Мысль о свободном труде, неожиданно пришедшая к нему в такой момент, когда он нанимается, взволновала Ивана. И все же он знал, что работать будет по совести, так, чтобы о нем не думали, что он пришел зарабатывать, а не работать.
«Завтра же покажу им, как у нас, тамбовских, работают. Завтра!» — думал он, вытягиваясь на постельнике и закидывая руки за голову.
У дома прошуршали шаги.
Иван, как на пружине, соскочил с топчана, и на цыпочках приблизился к оконцу.
У калитки стоял рослый, сухощавый финн, еще совсем молодой, неряшливо — как показалось Ивану — одетый в замызганные сапоги, серые латаные штаны и неопределенного цвета рубашку, в раскрытом вороте которой виднелась загорелая грудь. Финн остановился в раздумье, держась за калитку рукой, другой он ворошил свои светлые, давно не стриженные волосы.
«Не должно быть, чтобы вор…» — мелькнула у Ивана мысль.
Но тот отворил калитку, смахнул с шеи комаров и несмело направился в дом. Его осторожные шаги затихли за дверью в комнате.
«Что такое? Хозяева спят, а он…»
Вскоре послышались голоса. Эйно вышел в коридор вместе с пришедшим и о чем-то неторопливо разговаривал с ним. Несколько раз Иван услышал свое имя, произнесенное очень тихо.
Наконец хозяин проводил позднего гостя до калитки, притворил ее и пошел в дом.
Иван юркнул в постель.
— Не спишь, Ифан? — В каморку заглянул, а потом и вошел Эйно.
— Да нет, не сплю…
— Рапотник приходил, просил фзять… Хороший рапотник.
Иван молчал.
— Ну, зафтра фидно пудет. Хювя-йёда! Спокойной ночи! — добавил он по-русски и ушел, сутулясь и шурша меховыми туфлями. Целый ряд таких туфель Иван видел у двери во внутренние комнаты.
«Вот оно что, — подумал Иван с тревогой, — работник приходил. Видно, мне не работать тут: Эйно возьмет своего, проверенного. Значит, дальше горе мыкать…»

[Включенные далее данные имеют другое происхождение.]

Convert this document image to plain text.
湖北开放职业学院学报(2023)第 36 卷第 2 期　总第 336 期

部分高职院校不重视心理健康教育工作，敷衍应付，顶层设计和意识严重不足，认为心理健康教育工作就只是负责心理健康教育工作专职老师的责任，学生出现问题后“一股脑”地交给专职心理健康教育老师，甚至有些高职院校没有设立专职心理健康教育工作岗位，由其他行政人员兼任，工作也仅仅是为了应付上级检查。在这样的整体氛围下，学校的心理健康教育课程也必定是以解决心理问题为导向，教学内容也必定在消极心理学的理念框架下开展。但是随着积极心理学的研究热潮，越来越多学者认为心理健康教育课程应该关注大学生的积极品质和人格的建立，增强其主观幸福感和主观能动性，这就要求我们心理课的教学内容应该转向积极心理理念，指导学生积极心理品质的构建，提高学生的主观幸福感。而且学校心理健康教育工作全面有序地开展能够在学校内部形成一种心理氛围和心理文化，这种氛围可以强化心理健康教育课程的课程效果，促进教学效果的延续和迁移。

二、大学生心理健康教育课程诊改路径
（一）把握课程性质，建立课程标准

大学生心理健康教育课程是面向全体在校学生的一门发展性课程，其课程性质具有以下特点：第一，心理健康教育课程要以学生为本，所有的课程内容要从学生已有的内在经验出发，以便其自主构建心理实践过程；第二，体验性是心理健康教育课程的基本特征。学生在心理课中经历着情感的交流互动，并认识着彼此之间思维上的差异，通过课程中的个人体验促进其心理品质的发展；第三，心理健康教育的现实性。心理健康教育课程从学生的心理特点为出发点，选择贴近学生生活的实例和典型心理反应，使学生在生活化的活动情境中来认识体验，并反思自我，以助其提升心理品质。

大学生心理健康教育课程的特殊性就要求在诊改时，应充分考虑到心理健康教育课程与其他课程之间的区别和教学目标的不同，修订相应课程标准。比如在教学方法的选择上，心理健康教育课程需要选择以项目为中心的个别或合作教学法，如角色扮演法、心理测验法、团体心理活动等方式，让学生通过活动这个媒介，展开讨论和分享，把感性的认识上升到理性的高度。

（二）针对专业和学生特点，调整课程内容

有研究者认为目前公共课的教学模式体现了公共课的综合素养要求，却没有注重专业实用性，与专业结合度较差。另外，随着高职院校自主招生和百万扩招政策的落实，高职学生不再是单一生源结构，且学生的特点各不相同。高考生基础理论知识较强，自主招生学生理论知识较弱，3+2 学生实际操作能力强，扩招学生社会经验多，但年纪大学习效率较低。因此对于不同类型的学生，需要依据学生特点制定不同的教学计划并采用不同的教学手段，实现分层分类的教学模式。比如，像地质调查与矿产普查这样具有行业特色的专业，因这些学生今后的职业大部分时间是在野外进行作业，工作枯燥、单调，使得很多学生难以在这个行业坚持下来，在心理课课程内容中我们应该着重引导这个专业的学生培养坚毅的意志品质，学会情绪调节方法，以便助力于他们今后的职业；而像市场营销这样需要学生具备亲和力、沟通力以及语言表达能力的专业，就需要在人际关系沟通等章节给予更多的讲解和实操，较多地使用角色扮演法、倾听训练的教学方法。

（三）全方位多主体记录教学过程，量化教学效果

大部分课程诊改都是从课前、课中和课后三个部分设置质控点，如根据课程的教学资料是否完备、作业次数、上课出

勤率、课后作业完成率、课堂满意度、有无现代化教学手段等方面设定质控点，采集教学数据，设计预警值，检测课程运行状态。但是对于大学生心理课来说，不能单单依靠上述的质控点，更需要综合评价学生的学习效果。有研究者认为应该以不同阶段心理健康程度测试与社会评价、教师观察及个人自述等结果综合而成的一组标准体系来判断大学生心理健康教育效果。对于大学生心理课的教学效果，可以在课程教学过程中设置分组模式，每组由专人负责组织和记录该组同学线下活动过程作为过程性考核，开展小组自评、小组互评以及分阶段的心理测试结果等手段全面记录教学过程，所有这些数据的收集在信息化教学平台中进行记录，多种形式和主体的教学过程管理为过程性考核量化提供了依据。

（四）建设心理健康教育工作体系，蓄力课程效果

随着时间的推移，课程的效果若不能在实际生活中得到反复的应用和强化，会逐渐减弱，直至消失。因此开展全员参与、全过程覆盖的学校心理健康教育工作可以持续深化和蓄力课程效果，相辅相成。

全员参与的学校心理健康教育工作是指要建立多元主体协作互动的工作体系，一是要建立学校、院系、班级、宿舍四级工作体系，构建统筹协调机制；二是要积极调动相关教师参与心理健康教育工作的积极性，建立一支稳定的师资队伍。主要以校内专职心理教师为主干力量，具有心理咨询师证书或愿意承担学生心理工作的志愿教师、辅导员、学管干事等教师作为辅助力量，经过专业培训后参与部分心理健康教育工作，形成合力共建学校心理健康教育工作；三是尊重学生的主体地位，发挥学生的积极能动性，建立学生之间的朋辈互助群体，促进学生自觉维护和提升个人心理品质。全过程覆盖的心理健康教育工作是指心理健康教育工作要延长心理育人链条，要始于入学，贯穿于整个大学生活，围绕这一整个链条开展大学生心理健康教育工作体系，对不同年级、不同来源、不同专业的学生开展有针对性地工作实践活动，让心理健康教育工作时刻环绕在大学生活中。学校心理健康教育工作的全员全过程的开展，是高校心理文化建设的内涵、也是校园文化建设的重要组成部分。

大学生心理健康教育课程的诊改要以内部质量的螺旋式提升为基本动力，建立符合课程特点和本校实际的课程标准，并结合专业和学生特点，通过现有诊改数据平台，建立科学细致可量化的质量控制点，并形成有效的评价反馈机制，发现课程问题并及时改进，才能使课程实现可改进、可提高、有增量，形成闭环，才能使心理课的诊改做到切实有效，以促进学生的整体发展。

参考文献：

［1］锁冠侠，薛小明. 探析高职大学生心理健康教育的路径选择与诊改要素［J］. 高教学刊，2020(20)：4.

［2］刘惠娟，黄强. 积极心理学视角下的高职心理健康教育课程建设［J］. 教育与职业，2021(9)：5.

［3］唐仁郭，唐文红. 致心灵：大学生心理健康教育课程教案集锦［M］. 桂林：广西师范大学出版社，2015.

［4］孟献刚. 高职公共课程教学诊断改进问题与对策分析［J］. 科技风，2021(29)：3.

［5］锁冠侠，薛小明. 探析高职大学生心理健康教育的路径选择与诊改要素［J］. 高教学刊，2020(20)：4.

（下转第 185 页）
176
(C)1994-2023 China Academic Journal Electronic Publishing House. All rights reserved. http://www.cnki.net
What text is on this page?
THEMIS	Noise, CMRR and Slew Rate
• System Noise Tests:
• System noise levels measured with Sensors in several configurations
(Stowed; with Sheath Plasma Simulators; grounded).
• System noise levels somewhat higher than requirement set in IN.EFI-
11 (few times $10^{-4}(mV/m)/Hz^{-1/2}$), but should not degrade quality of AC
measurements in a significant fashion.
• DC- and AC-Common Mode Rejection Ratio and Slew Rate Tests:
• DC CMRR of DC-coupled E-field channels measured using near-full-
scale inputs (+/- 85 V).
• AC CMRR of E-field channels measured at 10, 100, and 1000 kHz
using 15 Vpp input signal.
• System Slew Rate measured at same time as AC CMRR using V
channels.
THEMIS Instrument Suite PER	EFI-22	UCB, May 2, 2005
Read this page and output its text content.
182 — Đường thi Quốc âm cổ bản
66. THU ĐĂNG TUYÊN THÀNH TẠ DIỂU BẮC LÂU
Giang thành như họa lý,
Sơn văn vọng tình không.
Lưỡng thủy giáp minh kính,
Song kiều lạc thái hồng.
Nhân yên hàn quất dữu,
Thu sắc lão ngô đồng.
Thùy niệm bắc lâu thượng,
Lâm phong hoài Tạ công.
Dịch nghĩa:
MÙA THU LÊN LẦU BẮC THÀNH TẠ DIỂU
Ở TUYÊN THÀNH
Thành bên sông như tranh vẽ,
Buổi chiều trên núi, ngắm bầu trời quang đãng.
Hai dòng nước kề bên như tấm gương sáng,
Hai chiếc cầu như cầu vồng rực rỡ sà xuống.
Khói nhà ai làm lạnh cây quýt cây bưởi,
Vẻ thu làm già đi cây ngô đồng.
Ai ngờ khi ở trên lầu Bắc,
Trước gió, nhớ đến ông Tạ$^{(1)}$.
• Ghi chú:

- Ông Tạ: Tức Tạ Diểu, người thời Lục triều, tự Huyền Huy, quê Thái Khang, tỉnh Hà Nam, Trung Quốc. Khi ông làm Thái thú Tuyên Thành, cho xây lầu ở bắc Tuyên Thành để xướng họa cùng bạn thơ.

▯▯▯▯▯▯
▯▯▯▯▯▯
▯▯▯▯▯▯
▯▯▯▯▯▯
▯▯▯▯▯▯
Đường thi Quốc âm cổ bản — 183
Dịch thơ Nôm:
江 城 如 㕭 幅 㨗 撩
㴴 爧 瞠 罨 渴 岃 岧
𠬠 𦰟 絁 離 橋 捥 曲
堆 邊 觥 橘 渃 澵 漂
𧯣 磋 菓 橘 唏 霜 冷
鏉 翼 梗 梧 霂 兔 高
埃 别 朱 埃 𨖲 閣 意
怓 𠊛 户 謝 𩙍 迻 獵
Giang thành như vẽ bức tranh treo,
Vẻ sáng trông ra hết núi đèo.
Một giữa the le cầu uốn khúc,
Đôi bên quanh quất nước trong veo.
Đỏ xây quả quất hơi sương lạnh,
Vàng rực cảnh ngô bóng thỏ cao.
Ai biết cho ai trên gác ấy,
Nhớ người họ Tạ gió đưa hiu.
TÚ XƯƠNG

Зеленая рожь в оконце качнулась от случайного ночного ветра; показалось, что легкие колосья задевают за стекло, и в глазах Ивана все зарябило, заколыхалось… Вспомнилось почему-то Русиново, отцовское поле в тот год перед войной, когда отец так плотно припахал землю к овину, что поднявшаяся рожь стучала и царапала колосьями о стену строения.
«Неужели никогда больше не увижу? Как там сейчас, в России? Неужели худо? Неужели зря кровища лилась столько лет? Взглянуть бы, вот хоть через такое оконце…»
Иван перевернулся на живот и уткнулся лицом в подушку.
* * *
— Ифан, фстафаи!
Иван вздрогнул, секунды две — пока не осознал, где он и что с ним, — дико смотрел перед собой, затем быстро, как по тревоге, вскочил и оделся. Эйно улыбнулся, довольный его поспешностью, и притворил дверь.